White House opposes military pay raise
The White House has come out in opposition to a proposal by Congress to raise military pay by 3.5 percent, according to a report by Army Times.
The administration had originally asked for only a 3 percent increase in pay, equal to private sector pay increases, effective January 1, 2008. The House Armed Services Committee raised the increase to 3.5 percent for 2008, and also recommended increases in 2009 through 2012 that would be 0.5 percent higher than private sector raises.
"The slightly bigger military raises are intended to reduce the gap between military and civilian pay that stands at about 3.9 percent today," according to the report. "Under the bill, HR 1585, the pay gap would be reduced to 1.4 percent after the Jan. 1, 2012, pay increase."
The report continues, "Bush budget officials said the administration 'strongly opposes' both the 3.5 percent raise for 2008 and the follow-on increases, calling extra pay increases 'unnecessary.'"
The White House's policy statement opposed several other Congressional provisions as well, including a death gratuity for civilians who die in support of military operations and benefits for disabled retireees and their survivors.
Democratic Caucus Chairman Rep.
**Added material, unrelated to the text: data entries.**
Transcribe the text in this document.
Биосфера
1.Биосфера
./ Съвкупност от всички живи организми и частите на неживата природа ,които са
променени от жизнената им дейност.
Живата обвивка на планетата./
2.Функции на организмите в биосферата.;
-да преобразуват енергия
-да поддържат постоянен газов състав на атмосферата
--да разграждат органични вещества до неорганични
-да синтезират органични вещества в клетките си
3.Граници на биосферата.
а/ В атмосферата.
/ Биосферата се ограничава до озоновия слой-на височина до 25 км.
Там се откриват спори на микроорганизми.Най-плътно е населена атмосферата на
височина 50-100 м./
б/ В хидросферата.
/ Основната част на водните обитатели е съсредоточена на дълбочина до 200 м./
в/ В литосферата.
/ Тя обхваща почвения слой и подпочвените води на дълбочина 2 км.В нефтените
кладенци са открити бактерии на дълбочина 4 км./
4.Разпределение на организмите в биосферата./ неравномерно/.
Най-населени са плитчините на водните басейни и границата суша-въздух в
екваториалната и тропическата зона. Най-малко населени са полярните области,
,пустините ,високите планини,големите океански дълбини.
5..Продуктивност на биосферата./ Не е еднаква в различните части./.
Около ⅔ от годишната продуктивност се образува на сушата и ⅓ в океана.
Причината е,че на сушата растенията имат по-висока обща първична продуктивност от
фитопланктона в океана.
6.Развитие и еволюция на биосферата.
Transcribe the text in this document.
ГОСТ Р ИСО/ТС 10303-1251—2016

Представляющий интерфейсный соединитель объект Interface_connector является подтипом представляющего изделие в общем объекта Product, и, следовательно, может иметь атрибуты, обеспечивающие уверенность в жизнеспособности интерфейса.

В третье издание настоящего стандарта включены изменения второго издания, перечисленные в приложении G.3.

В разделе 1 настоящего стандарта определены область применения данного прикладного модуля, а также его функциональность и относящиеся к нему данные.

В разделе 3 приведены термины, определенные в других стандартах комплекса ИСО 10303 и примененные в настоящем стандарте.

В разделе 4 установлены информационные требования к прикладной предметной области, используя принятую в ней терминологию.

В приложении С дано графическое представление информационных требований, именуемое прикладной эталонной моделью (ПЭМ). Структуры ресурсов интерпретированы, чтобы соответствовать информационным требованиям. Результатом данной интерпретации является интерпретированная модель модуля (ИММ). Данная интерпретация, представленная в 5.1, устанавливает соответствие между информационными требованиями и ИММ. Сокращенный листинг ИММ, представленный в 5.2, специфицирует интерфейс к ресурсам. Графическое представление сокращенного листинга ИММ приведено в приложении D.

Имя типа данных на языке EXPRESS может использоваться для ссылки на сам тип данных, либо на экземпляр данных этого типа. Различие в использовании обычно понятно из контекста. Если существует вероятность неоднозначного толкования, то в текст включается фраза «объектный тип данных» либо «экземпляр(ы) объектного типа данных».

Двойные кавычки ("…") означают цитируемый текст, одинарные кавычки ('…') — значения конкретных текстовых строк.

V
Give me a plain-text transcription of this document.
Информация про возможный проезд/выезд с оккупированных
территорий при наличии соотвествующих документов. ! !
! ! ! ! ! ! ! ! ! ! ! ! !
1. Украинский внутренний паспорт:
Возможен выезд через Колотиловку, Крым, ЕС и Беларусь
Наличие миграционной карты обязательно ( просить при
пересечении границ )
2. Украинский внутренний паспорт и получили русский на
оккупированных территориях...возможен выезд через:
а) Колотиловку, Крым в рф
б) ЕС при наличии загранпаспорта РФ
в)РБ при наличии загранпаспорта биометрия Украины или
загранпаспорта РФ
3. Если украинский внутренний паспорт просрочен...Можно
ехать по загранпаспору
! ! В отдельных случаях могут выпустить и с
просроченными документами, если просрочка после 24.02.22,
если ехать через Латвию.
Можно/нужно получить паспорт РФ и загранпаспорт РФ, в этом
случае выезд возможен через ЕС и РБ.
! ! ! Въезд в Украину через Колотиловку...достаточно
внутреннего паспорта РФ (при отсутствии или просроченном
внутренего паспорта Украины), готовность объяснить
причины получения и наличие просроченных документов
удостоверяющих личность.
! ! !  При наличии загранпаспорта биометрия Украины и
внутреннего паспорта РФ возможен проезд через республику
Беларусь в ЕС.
Rahm Emanuel (D-IL) sharply criticized the administration for its opposition.
"We ask our troops to risk their lives for our nation," said Emanuel. "We ask their spouses to raise families and make ends meet without them as they serve. The President is a lot of talk when it comes to supporting the troops and their families."
Emanuel continued, "Itís easy to say you support our troops, but actions matter and when it comes to the treatment of our troops and their families, our resources must match our rhetoric."